"E, nos murmúrios do vento, vão-se os meus silêncios"" (Sonya Azevedo)

 

domingo, 14 de junho de 2026

Estrela Ausente


Estrela Ausente
 
Ó tu, que ora és a minha amada estrela,
Onde te escondes nesse céu vazio,
Num pálio escuro que ora flui tal rio,
Levando-te à cascata, sem contê-la?
 
Como posso eu, nu'a noite sem estrela,
Ouvir na solidão teu balbucio
Chegando a mim co' o vento brando e frio,
Trazendo à alma a voz para absolvê-la?
 
Na noite em que a saudade chega forte,
Pulsa o meu seio; eu corro e abro a janela
Na ânsia de ouvir-te ou algo que conforte
 
Esta alma que doída se rebela
Co' o céu que não lhe quer dar o suporte,
Nem avivar o ouro da minha estrela.

Sonya Azevedo

quinta-feira, 7 de maio de 2026

Sonho Menino


Sonho Menino

Violenta a charneca o sol a pino
Que adentra pelas flores e resseca
A terra. Mi' alma em dor já se disseca
Nessa saudade.

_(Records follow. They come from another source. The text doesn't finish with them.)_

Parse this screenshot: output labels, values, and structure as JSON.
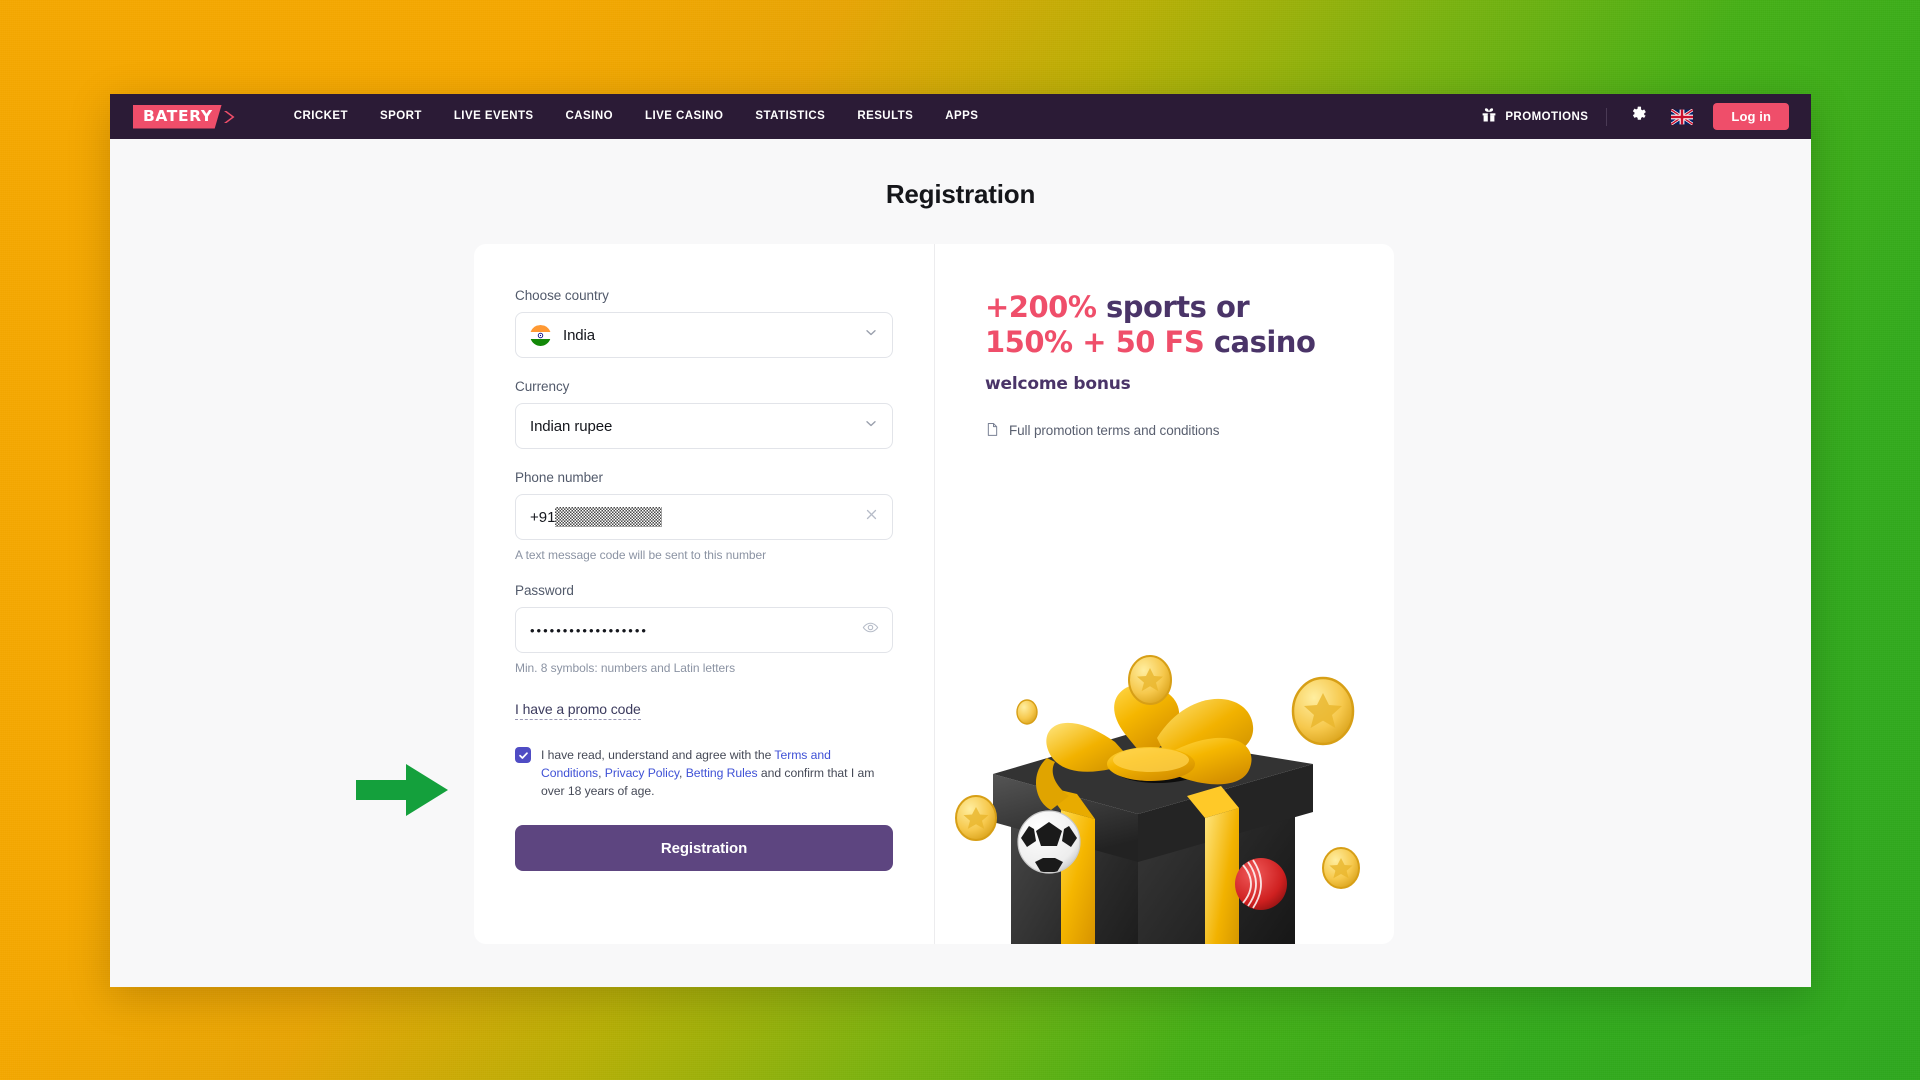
{
  "header": {
    "logo_text": "BATERY",
    "nav_links": [
      {
        "label": "CRICKET"
      },
      {
        "label": "SPORT"
      },
      {
        "label": "LIVE EVENTS"
      },
      {
        "label": "CASINO"
      },
      {
        "label": "LIVE CASINO"
      },
      {
        "label": "STATISTICS"
      },
      {
        "label": "RESULTS"
      },
      {
        "label": "APPS"
      }
    ],
    "promotions_label": "PROMOTIONS",
    "settings_icon": "gear-icon",
    "language_icon": "uk-flag-icon",
    "login_label": "Log in"
  },
  "page": {
    "title": "Registration"
  },
  "form": {
    "country_label": "Choose country",
    "country_value": "India",
    "country_flag": "india-flag-icon",
    "currency_label": "Currency",
    "currency_value": "Indian rupee",
    "phone_label": "Phone number",
    "phone_prefix": "+91",
    "phone_value_redacted": true,
    "phone_hint": "A text message code will be sent to this number",
    "password_label": "Password",
    "password_masked": "••••••••••••••••••",
    "password_hint": "Min. 8 symbols: numbers and Latin letters",
    "promo_code_link": "I have a promo code",
    "terms": {
      "checked": true,
      "part1": "I have read, understand and agree with the ",
      "link1": "Terms and Conditions",
      "sep1": ", ",
      "link2": "Privacy Policy",
      "sep2": ", ",
      "link3": "Betting Rules",
      "part2": " and confirm that I am over 18 years of age."
    },
    "submit_label": "Registration"
  },
  "promo": {
    "line1_highlight": "+200%",
    "line1_rest": " sports or",
    "line2_highlight": "150% + 50 FS",
    "line2_rest": " casino",
    "subtitle": "welcome bonus",
    "terms_link": "Full promotion terms and conditions",
    "terms_icon": "document-icon"
  },
  "annotation": {
    "arrow": "green-arrow-pointing-to-password-field"
  },
  "colors": {
    "nav_bg": "#2b1b36",
    "brand_pink": "#ef4e6a",
    "submit_purple": "#5d4580",
    "promo_purple": "#4a3468",
    "checkbox_blue": "#4f4cc4",
    "link_blue": "#3f51d6",
    "annotation_green": "#14a03c",
    "bg_gradient_from": "#f5a800",
    "bg_gradient_to": "#2fa81f"
  }
}
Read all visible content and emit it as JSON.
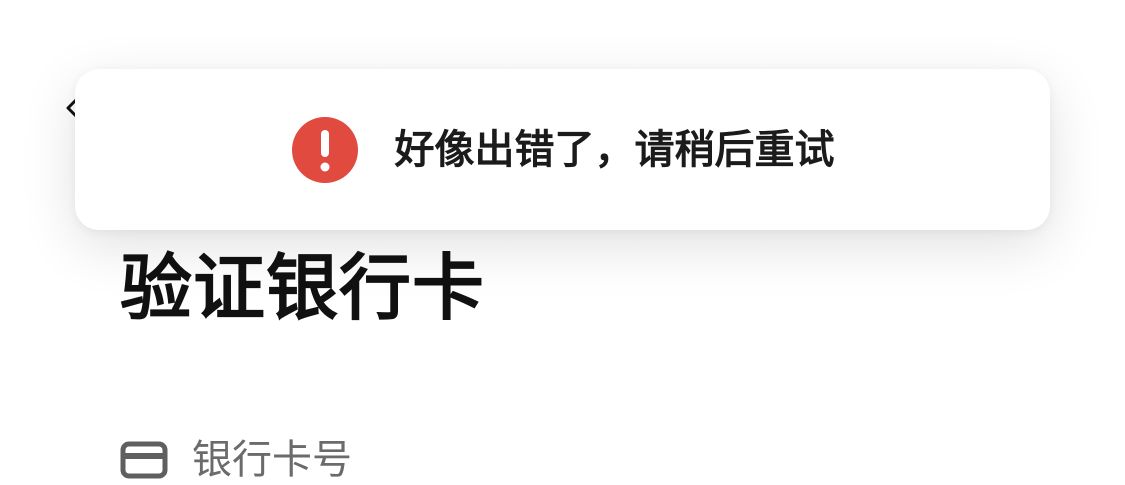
{
  "page": {
    "title": "验证银行卡",
    "field": {
      "icon": "credit-card-icon",
      "label": "银行卡号"
    }
  },
  "toast": {
    "icon": "error-exclamation-icon",
    "message": "好像出错了，请稍后重试",
    "icon_color": "#E04A3F"
  },
  "colors": {
    "title": "#111111",
    "label": "#6B6B6B",
    "icon_gray": "#5F5F5F"
  }
}
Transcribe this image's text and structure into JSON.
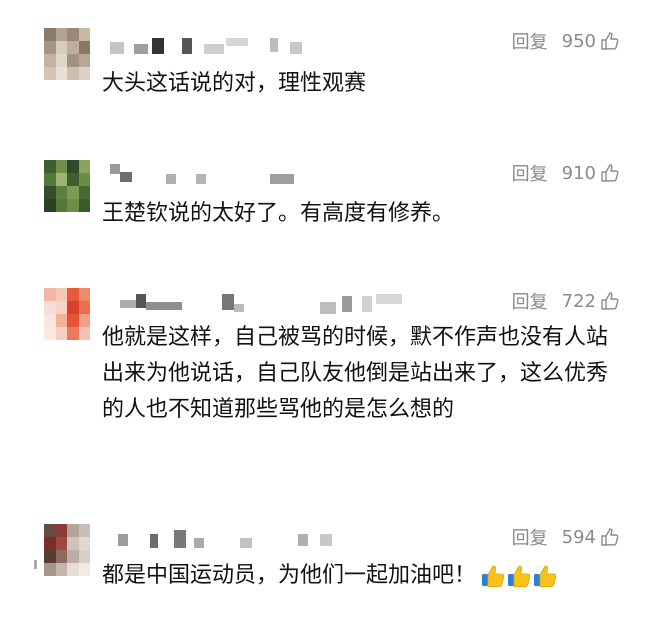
{
  "comments": [
    {
      "reply_label": "回复",
      "like_count": "950",
      "text": "大头这话说的对，理性观赛",
      "avatar_colors": [
        "#8c7a6a",
        "#b3a392",
        "#9c8878",
        "#c9b9a6",
        "#a69584",
        "#d7ccbd",
        "#bfae9c",
        "#8a7866",
        "#c2b3a3",
        "#e0d6c8",
        "#a39180",
        "#b8a795",
        "#d2c5b6",
        "#e8e0d4",
        "#cdbfaf",
        "#ddd2c4"
      ]
    },
    {
      "reply_label": "回复",
      "like_count": "910",
      "text": "王楚钦说的太好了。有高度有修养。",
      "avatar_colors": [
        "#3f5e2e",
        "#6f8f4a",
        "#2f4a27",
        "#8aa35f",
        "#527a38",
        "#9cb774",
        "#405f30",
        "#6b8c44",
        "#344e29",
        "#5d7f3c",
        "#7d9c56",
        "#486b33",
        "#2a4222",
        "#56773a",
        "#6d8e47",
        "#3a5a2b"
      ]
    },
    {
      "reply_label": "回复",
      "like_count": "722",
      "text": "他就是这样，自己被骂的时候，默不作声也没有人站出来为他说话，自己队友他倒是站出来了，这么优秀的人也不知道那些骂他的是怎么想的",
      "avatar_colors": [
        "#f4b6a6",
        "#f7c8b8",
        "#e85a3a",
        "#f08a6a",
        "#f2e0d8",
        "#f8d2c4",
        "#d9432a",
        "#ec6e4e",
        "#fbe7df",
        "#f5b19c",
        "#e65437",
        "#f0a088",
        "#fde9e2",
        "#f7cfc1",
        "#e97a5e",
        "#f3c1b2"
      ]
    },
    {
      "reply_label": "回复",
      "like_count": "594",
      "text": "都是中国运动员，为他们一起加油吧！",
      "emoji_count": 3,
      "avatar_colors": [
        "#6a4a42",
        "#8b3a34",
        "#b4a49a",
        "#c9bdb5",
        "#7a2e2a",
        "#9c4a40",
        "#cfc3bb",
        "#e0d8d2",
        "#5a3a34",
        "#8f6a60",
        "#bcaea4",
        "#d8cec6",
        "#a8948a",
        "#c4b6ac",
        "#e4dcd6",
        "#f0ebe7"
      ]
    }
  ]
}
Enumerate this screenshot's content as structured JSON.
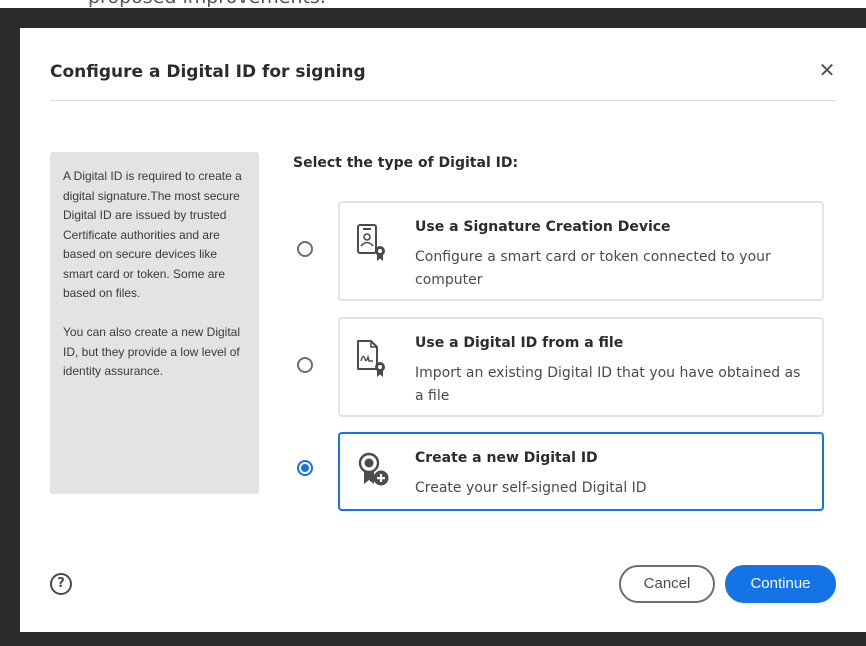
{
  "background": {
    "partial_text": "proposed improvements."
  },
  "dialog": {
    "title": "Configure a Digital ID for signing",
    "close_icon": "close-icon",
    "info_panel": {
      "paragraph1": "A Digital ID is required to create a digital signature.The most secure Digital ID are issued by trusted Certificate authorities and are based on secure devices like smart card or token. Some are based on files.",
      "paragraph2": "You can also create a new Digital ID, but they provide a low level of identity assurance."
    },
    "select_label": "Select the type of Digital ID:",
    "options": [
      {
        "title": "Use a Signature Creation Device",
        "description": "Configure a smart card or token connected to your computer",
        "icon": "signature-device-icon",
        "selected": false
      },
      {
        "title": "Use a Digital ID from a file",
        "description": "Import an existing Digital ID that you have obtained as a file",
        "icon": "digital-id-file-icon",
        "selected": false
      },
      {
        "title": "Create a new Digital ID",
        "description": "Create your self-signed Digital ID",
        "icon": "create-digital-id-icon",
        "selected": true
      }
    ],
    "help_label": "?",
    "cancel_label": "Cancel",
    "continue_label": "Continue"
  },
  "colors": {
    "accent": "#1473e6",
    "overlay": "#2a2a2a",
    "info_panel": "#e3e3e3"
  }
}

Meu sentir, calcino.

Noites frias, contigo me alucino,
Quando a tua presença é hipoteca,
Cobrada por aquela que te obceca,
Deixando-me e a alvorada em desatino.

Como eu quero este sonho tão menino!
Deixar no além tudo o que eu omino,
Do amor que, pelos meus dedos, escorre.

 O rocio que me desce cristalino,
Não aplaca esta dor do meu destino,
De ver o sonho que, no leito, morre.

(Sonya Azevedo)

segunda-feira, 9 de março de 2026

Silêncios do Tempo




Há um caudal que habita em mim: um rio
De sentimentos; vida que emudece
Os mais carnais e, à alma, o que a enobrece,
Traz; são silêncios, novos desafios.

Ah, surge um novo curso, brando e frio;
E esta alma muda, em mim, amadurece.
O sonho antigo vai-se, e então padece,
Enquanto o tempo amplia esse vazio.

Quando da vida a luz empalidece,
E do silêncio brota a flor da paz,
A dor que outrora ardia se enfraquece.

É mansidão que a vida, em pausa, tece
Num longo caminhar outrora audaz,
Onde o silêncio, ao tempo, até floresce.